The pair is trading near a strong support line after trading higher than the 50-day moving average on the daily chart. The overall trend appears to be going back to the bullish side, but long term indications suggest that the pair will face insistent pressure over the longer haul. The Australian dollar had reached multi-month highs last week as market speculations on aggressive US rate cuts heightened after the dovish comments from Federal Reserve policy makers. New York Fed President John Williams said that “it pays to act quickly to lower rates at the first sign of economics distress.” The markets took this as a solid indication of a rate cut at the Fed’s July 30 to 31 meeting. Meanwhile, Bank of Japan Governor Haruhiko Kuroda last Friday emphasized the Japanese central bank’s independence. There have been concerns that the BOJ’s independence from politics is being eroded.
The AUDUSD traded flat today after pulling back from recent gains and failing to break the 200-day moving average line. The pair is fluctuating around a solid support line and could possibly stay in range as it trades in between the 50- and 200-day moving averages. The AUD suffered weighing down from Wall Street, with the previous dovish comment by NY Fed’s Williams being denied by St. Louis’ Fed’s Bullard, who gave the greenback additional robustness after saying that the a cut of 25 basis points would be appropriate for this month. US President Donald Trump has weighed into a simmering debate over Federal Reserve interest rate policy. He said that the bank should end its “crazy” tightening moves. In his usual way, the president addressed the issue over a series of tweets toward the controversy stemming from the speech Williams delivered last week.
The pair traded below the 50- and 200-day MAs, just below the 50-day MA, after it failed last week to break above the shorter term MA on the daily chart.

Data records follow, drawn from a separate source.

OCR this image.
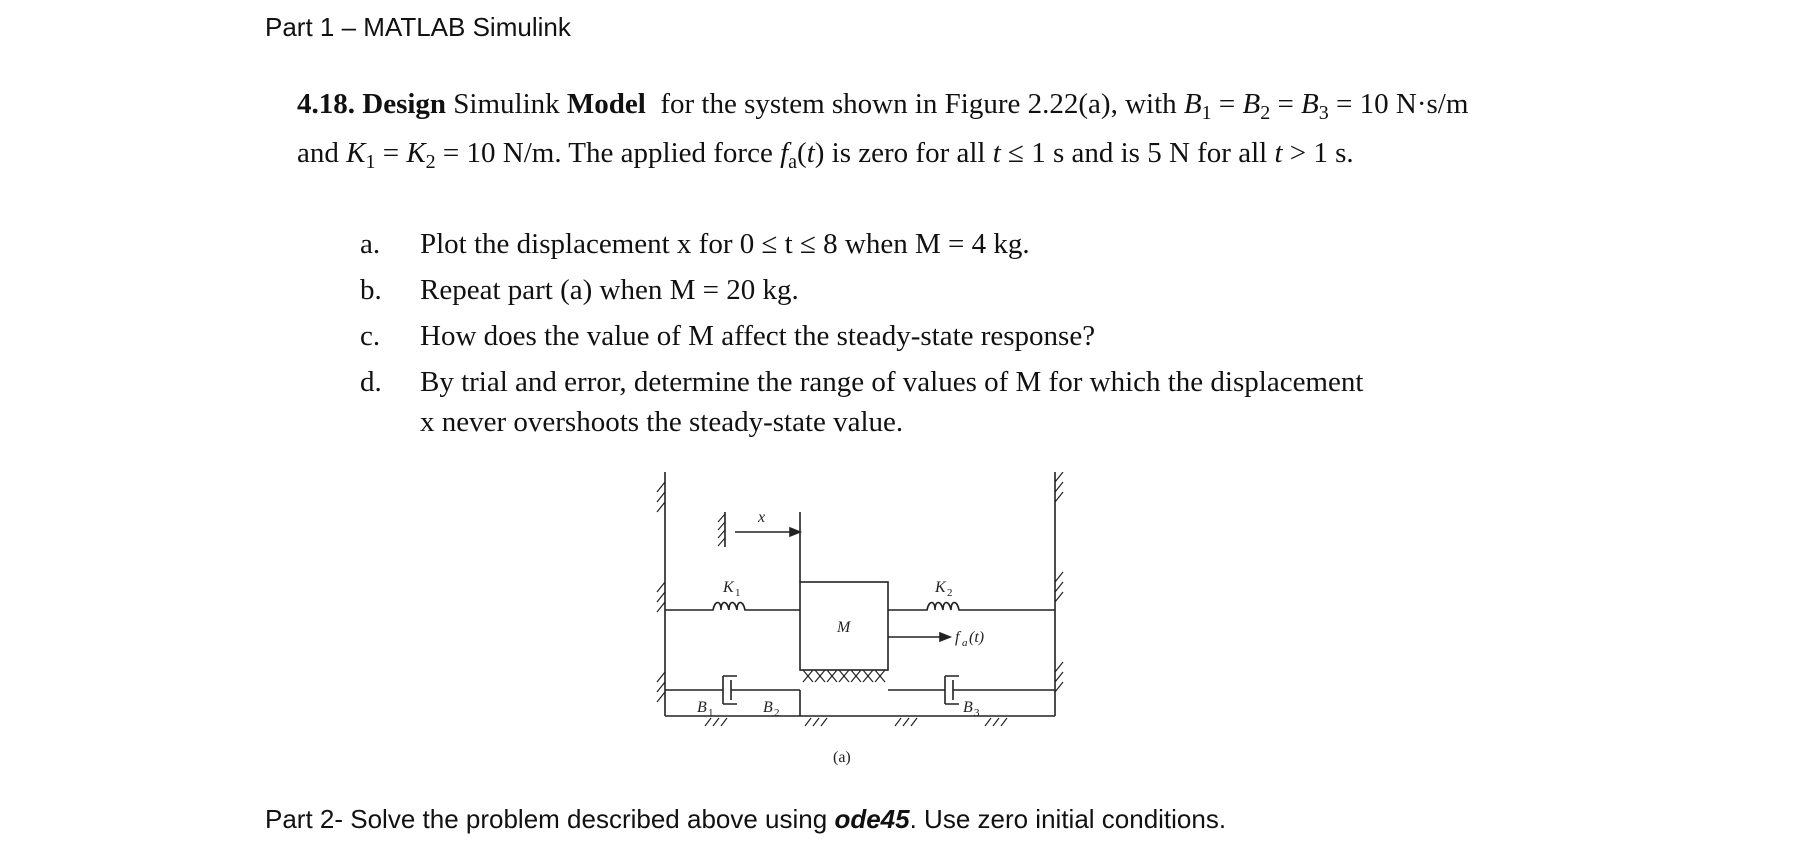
Part 1 – MATLAB Simulink
4.18. Design Simulink Model for the system shown in Figure 2.22(a), with $B_1 = B_2 = B_3 = 10$ N·s/m and $K_1 = K_2 = 10$ N/m. The applied force $f_a(t)$ is zero for all t ≤ 1 s and is 5 N for all t > 1 s.
a. Plot the displacement x for 0 ≤ t ≤ 8 when M = 4 kg.
b. Repeat part (a) when M = 20 kg.
c. How does the value of M affect the steady-state response?
d. By trial and error, determine the range of values of M for which the displacement
x never overshoots the steady-state value.
x
K 1	K 2
M
f a (t)
B 1	B 2	B 3
(a)
Part 2- Solve the problem described above using ode45. Use zero initial conditions.
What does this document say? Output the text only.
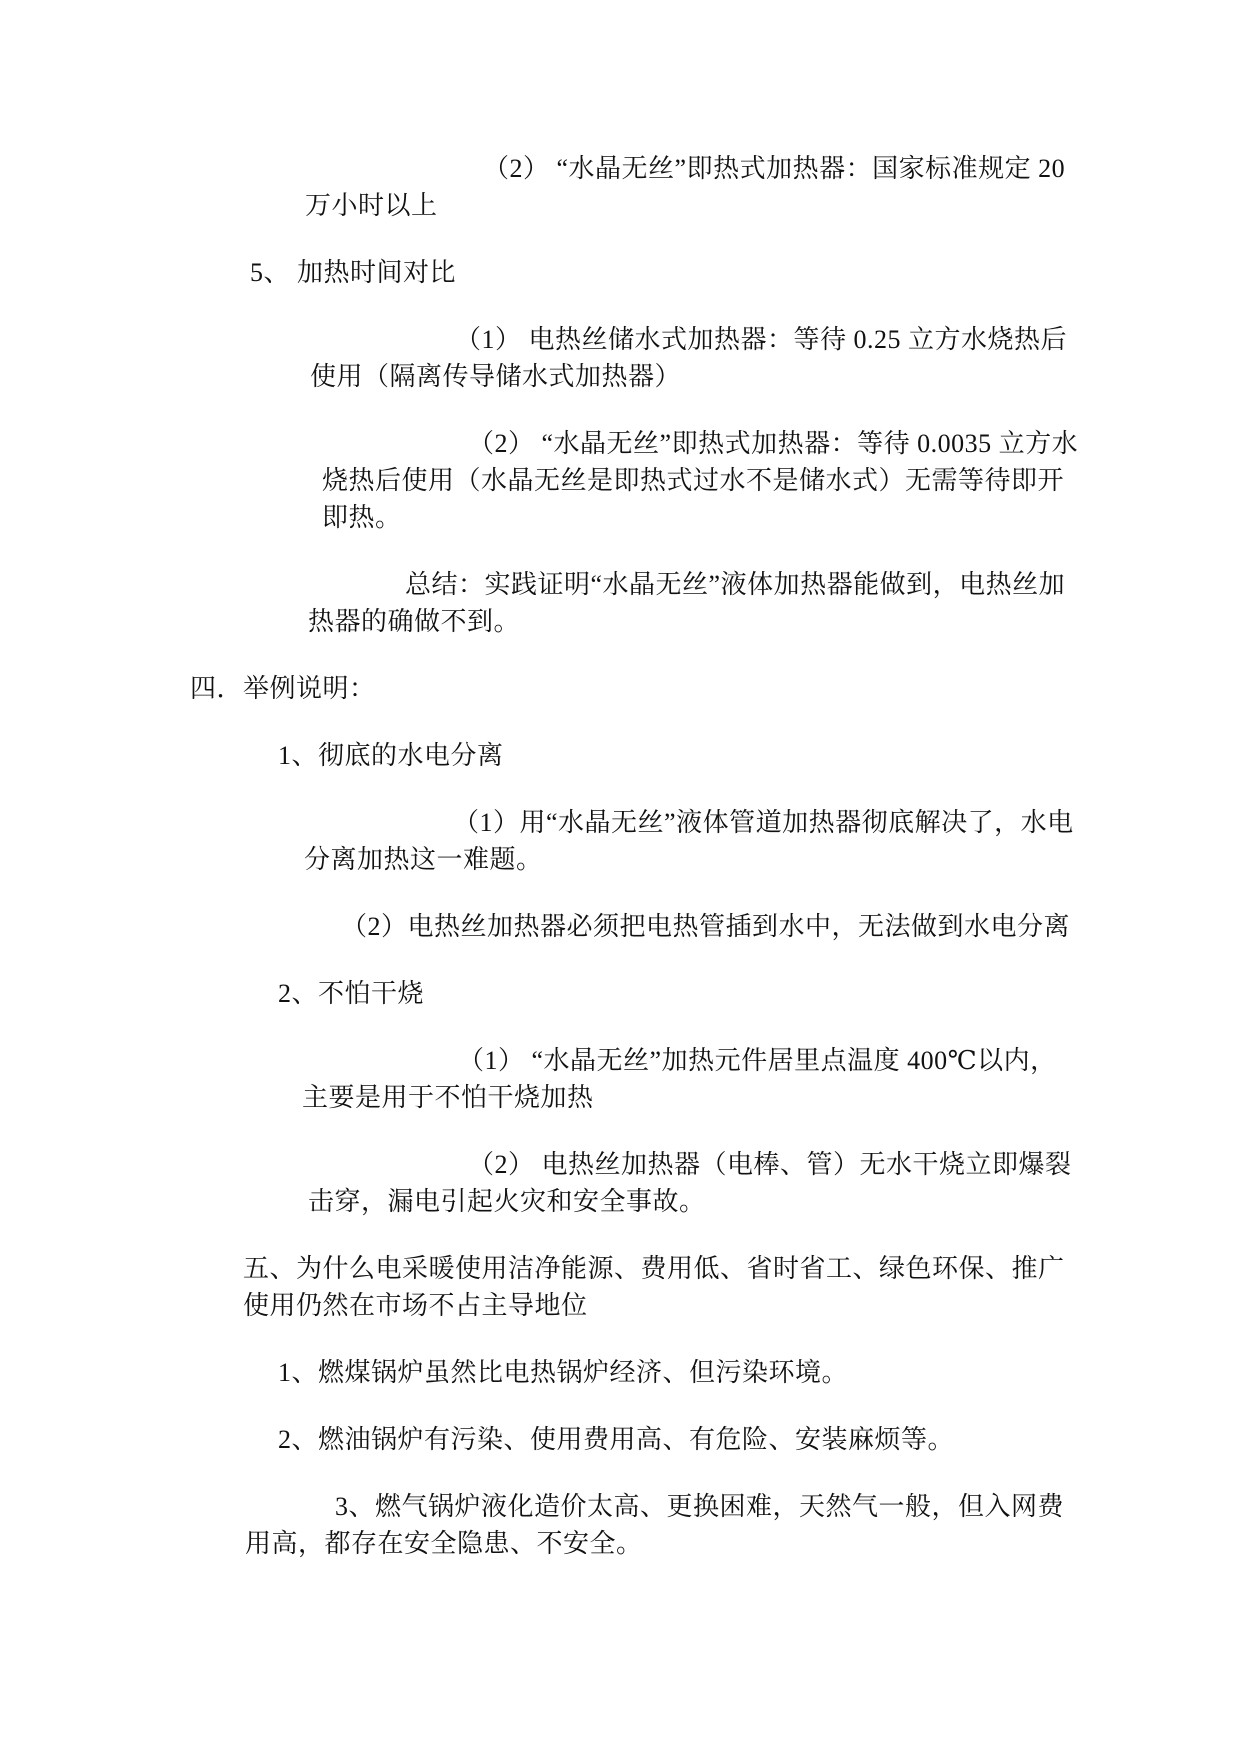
（2） “水晶无丝”即热式加热器：国家标准规定 20 万小时以上

5、 加热时间对比

（1） 电热丝储水式加热器：等待 0.25 立方水烧热后使用（隔离传导储水式加热器）

（2） “水晶无丝”即热式加热器：等待 0.0035 立方水烧热后使用（水晶无丝是即热式过水不是储水式）无需等待即开即热。

总结：实践证明“水晶无丝”液体加热器能做到，电热丝加热器的确做不到。

四．举例说明：

1、彻底的水电分离

（1）用“水晶无丝”液体管道加热器彻底解决了，水电分离加热这一难题。

（2）电热丝加热器必须把电热管插到水中，无法做到水电分离

2、不怕干烧

（1） “水晶无丝”加热元件居里点温度 400℃以内，主要是用于不怕干烧加热

（2） 电热丝加热器（电棒、管）无水干烧立即爆裂击穿，漏电引起火灾和安全事故。

五、为什么电采暖使用洁净能源、费用低、省时省工、绿色环保、推广使用仍然在市场不占主导地位

1、燃煤锅炉虽然比电热锅炉经济、但污染环境。

2、燃油锅炉有污染、使用费用高、有危险、安装麻烦等。

3、燃气锅炉液化造价太高、更换困难，天然气一般，但入网费用高，都存在安全隐患、不安全。
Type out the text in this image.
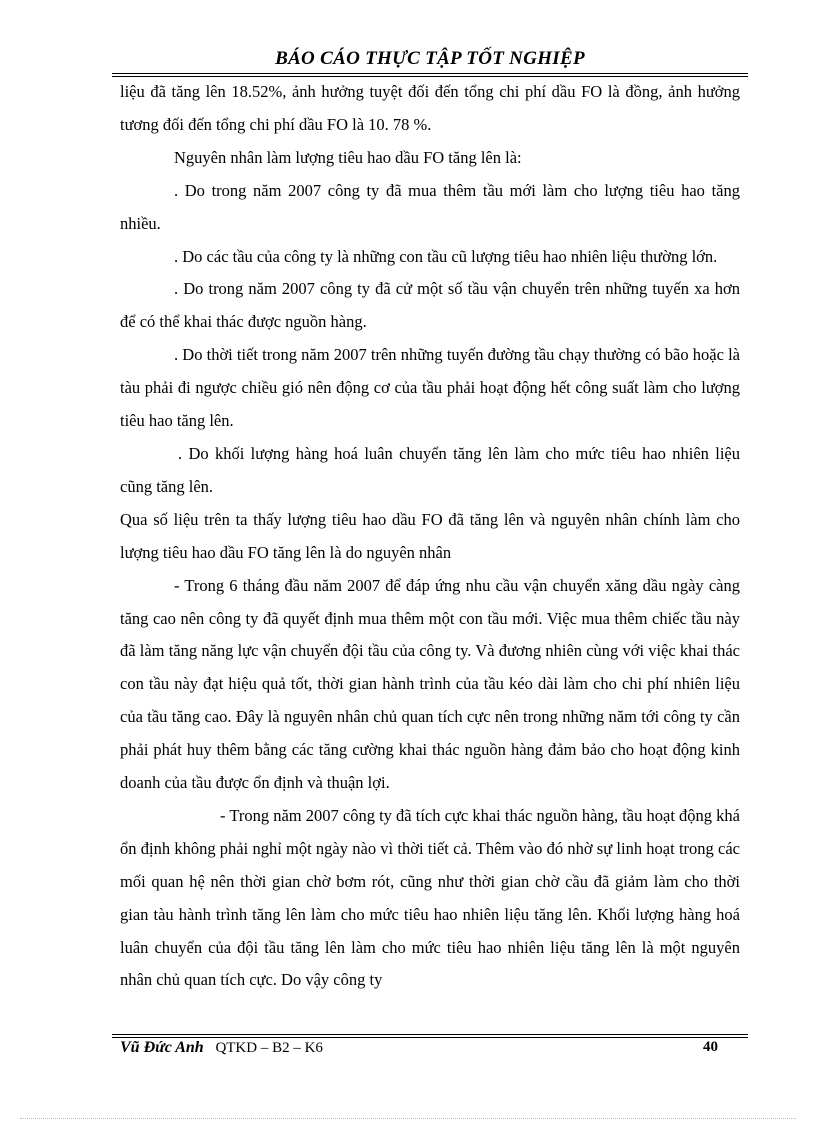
BÁO CÁO THỰC TẬP TỐT NGHIỆP

liệu đã tăng lên 18.52%, ảnh hưởng tuyệt đối đến tổng chi phí dầu FO là đồng, ảnh hưởng tương đối đến tổng chi phí dầu FO là 10. 78 %.

Nguyên nhân làm lượng tiêu hao dầu FO tăng lên là:

. Do trong năm 2007 công ty đã mua thêm tầu mới làm cho lượng tiêu hao tăng nhiều.

. Do các tầu của công ty là những con tầu cũ lượng tiêu hao nhiên liệu thường lớn.

. Do trong năm 2007 công ty đã cử một số tầu vận chuyển trên những tuyến xa hơn để có thể khai thác được nguồn hàng.

. Do thời tiết trong năm 2007 trên những tuyến đường tầu chạy thường có bão hoặc là tàu phải đi ngược chiều gió nên động cơ của tầu phải hoạt động hết công suất làm cho lượng tiêu hao tăng lên.

. Do khối lượng hàng hoá luân chuyển tăng lên làm cho mức tiêu hao nhiên liệu cũng tăng lên.

Qua số liệu trên ta thấy lượng tiêu hao dầu FO đã tăng lên và nguyên nhân chính làm cho lượng tiêu hao dầu FO tăng lên là do nguyên nhân

- Trong 6 tháng đầu năm 2007 để đáp ứng nhu cầu vận chuyển xăng dầu ngày càng tăng cao nên công ty đã quyết định mua thêm một con tầu mới. Việc mua thêm chiếc tầu này đã làm tăng năng lực vận chuyển đội tầu của công ty. Và đương nhiên cùng với việc khai thác con tầu này đạt hiệu quả tốt, thời gian hành trình của tầu kéo dài làm cho chi phí nhiên liệu của tầu tăng cao. Đây là nguyên nhân chủ quan tích cực nên trong những năm tới công ty cần phải phát huy thêm bằng các tăng cường khai thác nguồn hàng đảm bảo cho hoạt động kinh doanh của tầu được ổn định và thuận lợi.

- Trong năm 2007 công ty đã tích cực khai thác nguồn hàng, tầu hoạt động khá ổn định không phải nghỉ một ngày nào vì thời tiết cả. Thêm vào đó nhờ sự linh hoạt trong các mối quan hệ nên thời gian chờ bơm rót, cũng như thời gian chờ cầu đã giảm làm cho thời gian tàu hành trình tăng lên làm cho mức tiêu hao nhiên liệu tăng lên. Khối lượng hàng hoá luân chuyển của đội tầu tăng lên làm cho mức tiêu hao nhiên liệu tăng lên là một nguyên nhân chủ quan tích cực. Do vậy công ty

Vũ Đức Anh QTKD – B2 – K6	40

It struggled to continue a retracement after downturn and is now trading with much pressure on the Australian dollar side. Last week, the Bank of Canada said that it was intending to become the administration of the Canadian Overnight Repo Rate Average (CORRA). CORRA is reference rate with regards to financial market transactions. Additionally, Bank of Canada Governor Stephen Poloz and his deputies issued a mostly dour assessment of the economy’s near-term prospects. They have decided to leave the benchmark interest rate unchanged at 1.75%, although they stressed that the recent economy strength is deceptive. The bank did not provide hints as to whether they will implement rate cuts soon, although the tone is regarded as more to the cut side than increase.
The pair is trading tight ranges just above the 50-day moving average, which has served as a strong support in the recent trading sessions. Overall, the pair is struggling to climb back up previous highs, with the 200-day moving average far above the 50-day counterpart. This suggests a bearish trend for the longer haul. Meanwhile, the Swiss National Bank is facing some pressure “to act,” as the European Central Bank outlines its plans for monetary loosening. The capital inflows that boosted the Swiss franc indicate the slowing global economy, which has pushed investors to seek safe havens. However, the SNB already has record-low interest rates and swelling balance sheet. If the officials decide to intervene in the currency markets, something SNB President Thomas Jordan seemingly isn’t afraid to do, the bank may be to beware going against US President Donald Trump.